Target has seen flat or declining comparable sales in eight out of the past 10 quarters including the latest period.
Fiddelke has overhauled Target’s supply network and expanded the company’s stores and digital services while cutting costs. In May, the company announced that he would lead a new office focused on faster decision-making to help accelerate sales growth.
Fiddelke is taking over at time when Target’s sales are in a funk, its stores are messy and understocked, and it’s losing market share to rivals.
He said he’s stepping into the role with three urgent priorities: reclaiming the company’s merchandising authority; improving the shopping experience by making sure shelves are consistently stocked and stores are clean; and investing in technology at the company’s stores and in its supply network.
“When we’re leading with swagger in our merchandising authority, when we have swagger in our marketing, and we’re setting the trend for retail, those are some of the moments I think that Target has been at its highest in my 20 years,” he said.

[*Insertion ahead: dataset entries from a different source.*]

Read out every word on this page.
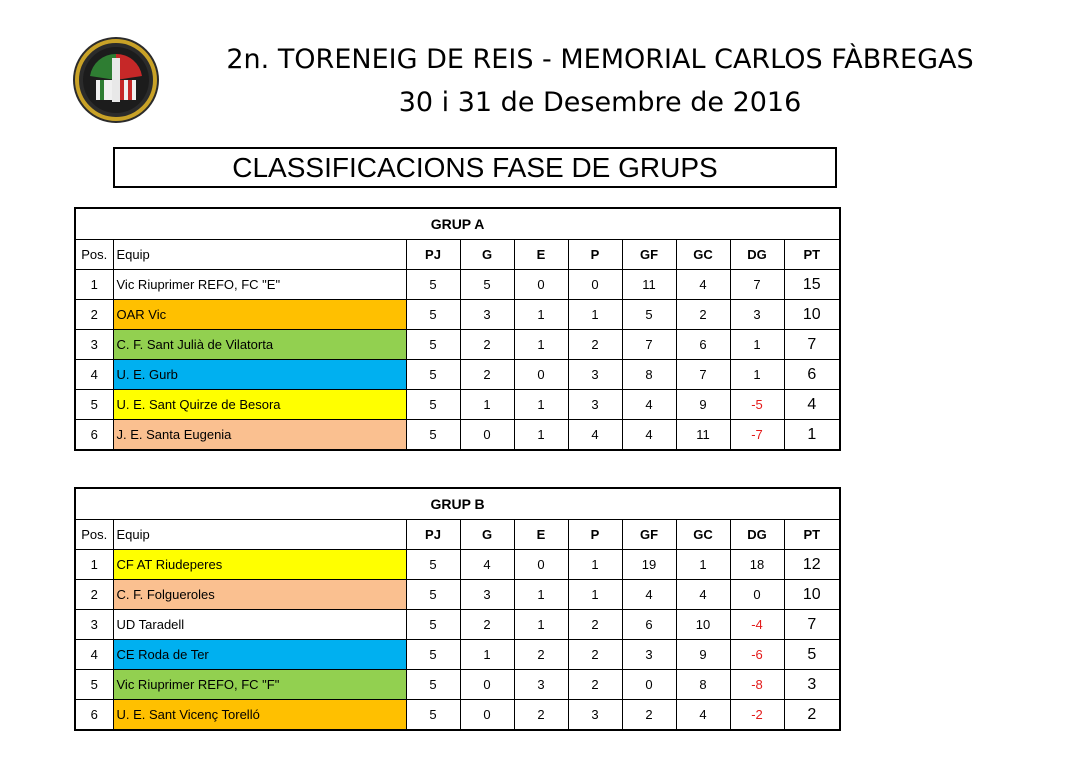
2n. TORENEIG DE REIS - MEMORIAL CARLOS FÀBREGAS
30 i 31 de Desembre de 2016
CLASSIFICACIONS FASE DE GRUPS
GRUP A									
Pos.	Equip	PJ	G	E	P	GF	GC	DG	PT
1	Vic Riuprimer REFO, FC "E"	5	5	0	0	11	4	7	15
2	OAR Vic	5	3	1	1	5	2	3	10
3	C. F. Sant Julià de Vilatorta	5	2	1	2	7	6	1	7
4	U. E. Gurb	5	2	0	3	8	7	1	6
5	U. E. Sant Quirze de Besora	5	1	1	3	4	9	-5	4
6	J. E. Santa Eugenia	5	0	1	4	4	11	-7	1
GRUP B									
Pos.	Equip	PJ	G	E	P	GF	GC	DG	PT
1	CF AT Riudeperes	5	4	0	1	19	1	18	12
2	C. F. Folgueroles	5	3	1	1	4	4	0	10
3	UD Taradell	5	2	1	2	6	10	-4	7
4	CE Roda de Ter	5	1	2	2	3	9	-6	5
5	Vic Riuprimer REFO, FC "F"	5	0	3	2	0	8	-8	3
6	U. E. Sant Vicenç Torelló	5	0	2	3	2	4	-2	2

The change in leadership was announced Wednesday at the same time that Target reported another quarter of sluggish results.
The announcement surprised some analysts who expected Target to pick an outsider to turn things around. Neil Saunders, a managing director at GlobalData Retail, said he had mixed feelings.

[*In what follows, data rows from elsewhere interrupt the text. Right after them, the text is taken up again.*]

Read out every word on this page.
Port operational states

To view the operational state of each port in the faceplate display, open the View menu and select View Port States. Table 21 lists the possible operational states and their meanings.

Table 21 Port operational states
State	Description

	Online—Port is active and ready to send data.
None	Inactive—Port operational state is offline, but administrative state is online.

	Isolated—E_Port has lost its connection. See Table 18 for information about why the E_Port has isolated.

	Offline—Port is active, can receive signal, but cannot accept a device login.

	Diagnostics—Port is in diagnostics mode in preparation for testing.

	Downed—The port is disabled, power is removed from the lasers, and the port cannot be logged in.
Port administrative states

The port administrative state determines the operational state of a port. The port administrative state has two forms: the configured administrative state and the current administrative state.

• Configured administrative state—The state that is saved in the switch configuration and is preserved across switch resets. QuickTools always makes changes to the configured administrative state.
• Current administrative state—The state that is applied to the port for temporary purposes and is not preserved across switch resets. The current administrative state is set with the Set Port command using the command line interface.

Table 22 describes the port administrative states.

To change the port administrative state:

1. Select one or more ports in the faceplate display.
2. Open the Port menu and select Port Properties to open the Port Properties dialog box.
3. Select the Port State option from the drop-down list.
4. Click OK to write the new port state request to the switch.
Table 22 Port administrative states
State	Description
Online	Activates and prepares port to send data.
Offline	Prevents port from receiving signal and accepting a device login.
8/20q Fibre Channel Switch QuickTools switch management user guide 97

“While we think Fiddelke is talented and has a somewhat different take on things compared to current CEO Brian Cornell, this is an internal appointment that does not necessarily remedy the problems of entrenched groupthink and the inward-looking mindset that have plagued Target for years,” he said.
Target has about 1,980 stores in the United States.
Target’s sales have languished as customers defect to Walmart and off-price department store chains such as TJ Maxx in search of lower prices. Many analysts, however, think Target is stumbling because consumers no longer consider it the place to go for affordable but stylish products, a niche that long ago earned the retailer the jokingly posh nickname “Tarzhay.”
In fact, out of 35 merchandise categories that Target tracks, it gained or maintained market share in only 14 during the first half of the company’s fiscal year, Fiddelke said.
Walmart gained market share among households with incomes over $100,000 as inflation caused consumer prices to rise rapidly.
Lower-income shoppers have driven customer growth at Target, suggesting it may have lost appeal with wealthier customers, according to market research firm Consumer Edge.
“It’s probably not the best sign, especially because higher-income consumers continue to hold up a little bit better” during times of economic uncertainty, said Consumer Edge Head of Insights Michael Gunther.